In this course, we use snake_case for variables. This is not just a course rule; it is the official style recommended by the Python community (known as PEP 8).

Snake case uses entirely lowercase letters, with words separated by underscores to simulate spaces:

temp_celsius = 20.0
fmi_station_id = "101533"
coordinate_system = "WGS 84"

You will encounter other styles in different programming languages or older code. You don’t need to rewrite existing code, but in your own work, stick to one convention.

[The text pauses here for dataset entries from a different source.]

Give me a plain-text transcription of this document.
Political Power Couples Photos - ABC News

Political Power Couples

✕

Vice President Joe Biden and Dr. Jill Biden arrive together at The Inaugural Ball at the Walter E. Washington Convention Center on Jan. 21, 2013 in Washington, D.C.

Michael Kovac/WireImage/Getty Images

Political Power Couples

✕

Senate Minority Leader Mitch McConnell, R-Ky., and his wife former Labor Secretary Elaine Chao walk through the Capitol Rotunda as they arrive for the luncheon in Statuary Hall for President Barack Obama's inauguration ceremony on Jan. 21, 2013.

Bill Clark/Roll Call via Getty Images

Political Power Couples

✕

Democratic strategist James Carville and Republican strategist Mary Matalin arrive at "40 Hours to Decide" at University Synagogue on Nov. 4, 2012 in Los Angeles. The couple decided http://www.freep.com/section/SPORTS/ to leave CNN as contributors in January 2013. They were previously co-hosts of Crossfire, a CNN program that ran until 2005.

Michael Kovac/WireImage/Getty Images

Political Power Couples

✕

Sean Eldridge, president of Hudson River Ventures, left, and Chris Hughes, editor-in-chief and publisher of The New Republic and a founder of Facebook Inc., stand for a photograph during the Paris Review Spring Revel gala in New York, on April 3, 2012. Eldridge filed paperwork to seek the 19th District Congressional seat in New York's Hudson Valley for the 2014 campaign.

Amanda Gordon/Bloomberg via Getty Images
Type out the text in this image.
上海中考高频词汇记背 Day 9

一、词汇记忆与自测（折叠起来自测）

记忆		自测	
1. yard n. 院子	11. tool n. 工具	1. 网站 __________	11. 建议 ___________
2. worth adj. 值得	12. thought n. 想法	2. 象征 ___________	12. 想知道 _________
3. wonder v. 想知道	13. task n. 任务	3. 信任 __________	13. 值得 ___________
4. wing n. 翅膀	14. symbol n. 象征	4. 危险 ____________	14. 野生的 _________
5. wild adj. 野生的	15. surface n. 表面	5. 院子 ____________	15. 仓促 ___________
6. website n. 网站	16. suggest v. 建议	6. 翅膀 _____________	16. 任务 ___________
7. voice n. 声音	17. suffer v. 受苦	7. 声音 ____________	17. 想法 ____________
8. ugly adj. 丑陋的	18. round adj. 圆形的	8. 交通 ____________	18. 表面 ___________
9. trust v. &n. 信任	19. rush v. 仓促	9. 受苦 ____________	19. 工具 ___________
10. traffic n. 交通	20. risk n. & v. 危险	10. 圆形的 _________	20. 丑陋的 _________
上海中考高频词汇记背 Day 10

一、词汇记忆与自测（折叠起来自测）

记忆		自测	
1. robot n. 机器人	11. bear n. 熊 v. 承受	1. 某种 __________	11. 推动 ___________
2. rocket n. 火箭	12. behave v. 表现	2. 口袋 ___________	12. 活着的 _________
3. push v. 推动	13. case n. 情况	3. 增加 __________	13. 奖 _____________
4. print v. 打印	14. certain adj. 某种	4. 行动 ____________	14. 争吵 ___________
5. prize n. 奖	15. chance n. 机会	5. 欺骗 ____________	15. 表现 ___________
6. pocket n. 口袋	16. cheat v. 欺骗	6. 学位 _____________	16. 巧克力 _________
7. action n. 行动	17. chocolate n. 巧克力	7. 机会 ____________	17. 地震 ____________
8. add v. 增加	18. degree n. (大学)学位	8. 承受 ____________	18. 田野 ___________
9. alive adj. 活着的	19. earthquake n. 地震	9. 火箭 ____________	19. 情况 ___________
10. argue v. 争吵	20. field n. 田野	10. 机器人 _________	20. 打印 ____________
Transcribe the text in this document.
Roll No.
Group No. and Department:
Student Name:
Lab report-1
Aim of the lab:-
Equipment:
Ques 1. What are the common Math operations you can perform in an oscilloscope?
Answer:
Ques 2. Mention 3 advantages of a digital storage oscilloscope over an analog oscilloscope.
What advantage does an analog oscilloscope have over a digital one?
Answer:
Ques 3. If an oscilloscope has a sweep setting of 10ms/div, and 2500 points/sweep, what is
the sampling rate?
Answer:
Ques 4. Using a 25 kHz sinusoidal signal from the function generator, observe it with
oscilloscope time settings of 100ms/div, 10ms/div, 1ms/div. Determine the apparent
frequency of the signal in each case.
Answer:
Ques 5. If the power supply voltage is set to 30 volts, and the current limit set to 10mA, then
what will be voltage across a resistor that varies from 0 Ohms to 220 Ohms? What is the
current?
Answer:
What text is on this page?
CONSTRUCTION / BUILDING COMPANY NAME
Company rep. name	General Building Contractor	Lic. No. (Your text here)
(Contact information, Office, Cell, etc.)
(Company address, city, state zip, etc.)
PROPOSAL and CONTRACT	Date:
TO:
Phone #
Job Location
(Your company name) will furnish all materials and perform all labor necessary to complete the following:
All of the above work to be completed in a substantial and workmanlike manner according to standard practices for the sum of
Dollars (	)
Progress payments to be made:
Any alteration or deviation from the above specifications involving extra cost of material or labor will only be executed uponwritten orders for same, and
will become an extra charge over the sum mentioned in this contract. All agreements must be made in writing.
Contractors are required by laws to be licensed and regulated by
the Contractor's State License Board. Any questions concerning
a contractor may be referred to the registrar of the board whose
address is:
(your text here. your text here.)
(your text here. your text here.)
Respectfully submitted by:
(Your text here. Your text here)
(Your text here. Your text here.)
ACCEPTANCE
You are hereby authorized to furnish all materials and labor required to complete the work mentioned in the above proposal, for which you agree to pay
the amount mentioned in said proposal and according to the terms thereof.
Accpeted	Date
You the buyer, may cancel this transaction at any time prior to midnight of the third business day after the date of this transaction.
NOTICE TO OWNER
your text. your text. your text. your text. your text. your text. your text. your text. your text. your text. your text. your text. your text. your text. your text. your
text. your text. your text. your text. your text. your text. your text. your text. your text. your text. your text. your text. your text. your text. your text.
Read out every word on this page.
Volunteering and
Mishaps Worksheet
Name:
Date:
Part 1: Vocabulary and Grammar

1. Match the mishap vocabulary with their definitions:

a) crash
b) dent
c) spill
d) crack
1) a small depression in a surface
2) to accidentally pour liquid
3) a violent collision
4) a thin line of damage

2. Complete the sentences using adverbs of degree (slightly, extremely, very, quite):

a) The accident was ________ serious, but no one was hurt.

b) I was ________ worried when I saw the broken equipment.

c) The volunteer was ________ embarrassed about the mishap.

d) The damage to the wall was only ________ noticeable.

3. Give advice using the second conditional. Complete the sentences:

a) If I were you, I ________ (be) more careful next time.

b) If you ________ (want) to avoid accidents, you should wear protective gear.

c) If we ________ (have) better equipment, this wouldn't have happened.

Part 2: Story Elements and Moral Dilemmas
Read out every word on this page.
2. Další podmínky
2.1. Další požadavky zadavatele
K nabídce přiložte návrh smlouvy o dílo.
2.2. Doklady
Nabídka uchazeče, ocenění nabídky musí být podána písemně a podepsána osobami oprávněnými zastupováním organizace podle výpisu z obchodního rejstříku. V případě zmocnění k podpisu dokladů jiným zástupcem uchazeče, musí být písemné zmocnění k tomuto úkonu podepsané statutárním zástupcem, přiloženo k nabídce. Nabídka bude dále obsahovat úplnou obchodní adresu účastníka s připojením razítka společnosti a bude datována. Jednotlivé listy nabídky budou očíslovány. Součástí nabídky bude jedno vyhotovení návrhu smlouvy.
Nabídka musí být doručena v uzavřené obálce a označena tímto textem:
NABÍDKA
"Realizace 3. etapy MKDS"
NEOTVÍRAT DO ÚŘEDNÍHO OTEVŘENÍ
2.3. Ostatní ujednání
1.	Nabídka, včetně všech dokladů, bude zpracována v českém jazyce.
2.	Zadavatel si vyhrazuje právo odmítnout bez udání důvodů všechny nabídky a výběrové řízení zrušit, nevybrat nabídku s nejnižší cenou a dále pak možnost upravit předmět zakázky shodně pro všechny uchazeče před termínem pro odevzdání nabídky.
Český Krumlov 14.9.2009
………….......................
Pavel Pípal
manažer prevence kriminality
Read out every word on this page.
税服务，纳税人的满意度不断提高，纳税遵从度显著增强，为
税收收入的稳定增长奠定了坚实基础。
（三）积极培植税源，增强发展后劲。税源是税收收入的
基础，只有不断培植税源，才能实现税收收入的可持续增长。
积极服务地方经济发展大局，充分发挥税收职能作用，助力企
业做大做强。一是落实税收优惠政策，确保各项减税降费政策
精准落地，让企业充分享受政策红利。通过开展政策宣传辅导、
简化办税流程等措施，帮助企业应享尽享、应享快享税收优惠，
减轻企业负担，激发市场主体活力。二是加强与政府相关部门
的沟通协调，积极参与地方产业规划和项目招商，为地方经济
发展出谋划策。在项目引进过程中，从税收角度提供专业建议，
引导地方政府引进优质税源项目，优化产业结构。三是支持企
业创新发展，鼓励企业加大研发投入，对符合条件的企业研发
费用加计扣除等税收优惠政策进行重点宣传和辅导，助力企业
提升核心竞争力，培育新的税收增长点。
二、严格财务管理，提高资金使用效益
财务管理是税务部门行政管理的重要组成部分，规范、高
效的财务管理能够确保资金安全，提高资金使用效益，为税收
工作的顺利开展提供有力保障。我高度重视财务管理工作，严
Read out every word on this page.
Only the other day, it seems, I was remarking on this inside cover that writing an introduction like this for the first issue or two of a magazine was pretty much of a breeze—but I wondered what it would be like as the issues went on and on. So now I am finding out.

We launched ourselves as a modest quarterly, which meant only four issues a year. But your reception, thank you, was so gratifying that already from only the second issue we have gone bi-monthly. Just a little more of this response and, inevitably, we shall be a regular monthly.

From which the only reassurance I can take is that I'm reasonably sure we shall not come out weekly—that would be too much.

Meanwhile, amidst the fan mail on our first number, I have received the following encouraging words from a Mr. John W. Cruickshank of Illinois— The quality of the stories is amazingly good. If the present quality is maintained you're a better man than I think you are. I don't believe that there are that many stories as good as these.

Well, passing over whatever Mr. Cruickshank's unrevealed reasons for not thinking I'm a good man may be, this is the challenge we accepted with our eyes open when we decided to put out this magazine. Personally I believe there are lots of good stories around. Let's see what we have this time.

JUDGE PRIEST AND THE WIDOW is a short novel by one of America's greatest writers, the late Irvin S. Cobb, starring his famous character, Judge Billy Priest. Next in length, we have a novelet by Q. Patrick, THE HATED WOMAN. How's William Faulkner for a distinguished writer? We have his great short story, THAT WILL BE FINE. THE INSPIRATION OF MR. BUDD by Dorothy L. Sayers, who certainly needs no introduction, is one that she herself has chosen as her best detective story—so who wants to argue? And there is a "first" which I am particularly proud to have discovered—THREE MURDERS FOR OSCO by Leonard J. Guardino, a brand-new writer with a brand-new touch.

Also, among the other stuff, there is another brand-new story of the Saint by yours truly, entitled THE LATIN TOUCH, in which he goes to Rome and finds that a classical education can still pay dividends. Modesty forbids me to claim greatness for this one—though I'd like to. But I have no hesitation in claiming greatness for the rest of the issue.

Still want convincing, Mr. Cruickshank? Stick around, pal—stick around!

Visual for different programming naming conventions.

Visual for different programming naming conventions.

ConventionStyle exampleCommonly used in Python for
snake_caseweather_stationvariables, functions, arguments
camelCaseweatherStationrare in Python (common in JavaScript/Java)
PascalCaseWeatherStationclasses and advanced data structures
UPPER_SNAKE_CASEMAX_ELEVATIONconstants (values that never change)

6. Good and Poor Naming Examples

Good examples

latitude = 55.6761
longitude = 12.5683
elevation_meters = 14.0
city_name = "Copenhagen"
population = 809314

These names are clear, descriptive, and leave no room for confusion.

Poor examples

x = 55.6761  # too generic, what is x?
data = "Copenhagen"  # too vague, everything is data
temp = 25.6  # ambiguous (temperature? temporary?)
l = [
    55.68,
    12.57,
]  # DANGEROUS: the lowercase letter 'l' looks exactly like the number '1' or capital 'I' in many fonts!

7. Short Exercise

Look at the following variables. They contain geographic data for the city of Bern, but their names are terrible:

a = 46.948
b = 7.447
c = "urban"
d = "EPSG:2056"
e = 542

Task: Rename them so that their meaning becomes immediately clear. Focus on choosing snake_case names that would still make sense if you looked at the code again in six months.


8. Summary

After this section, you should understand that:

  • Python allows many variable names, but not all are good choices.

  • Good variable names improve readability, prevent bugs, and help your future self.

  • Reserved words (if, for) and built-in names (print, list) must be avoided.

  • This course (and the Python industry standard) uses snake_case for variables.


What Comes Next

Variable names describe what a value represents. In the next section, we will look at data types, which describe what kind of value it is (text, numbers, decimals) and what operations you can perform on it.

Together, good naming and an understanding of data types form the basis for clear and reliable code.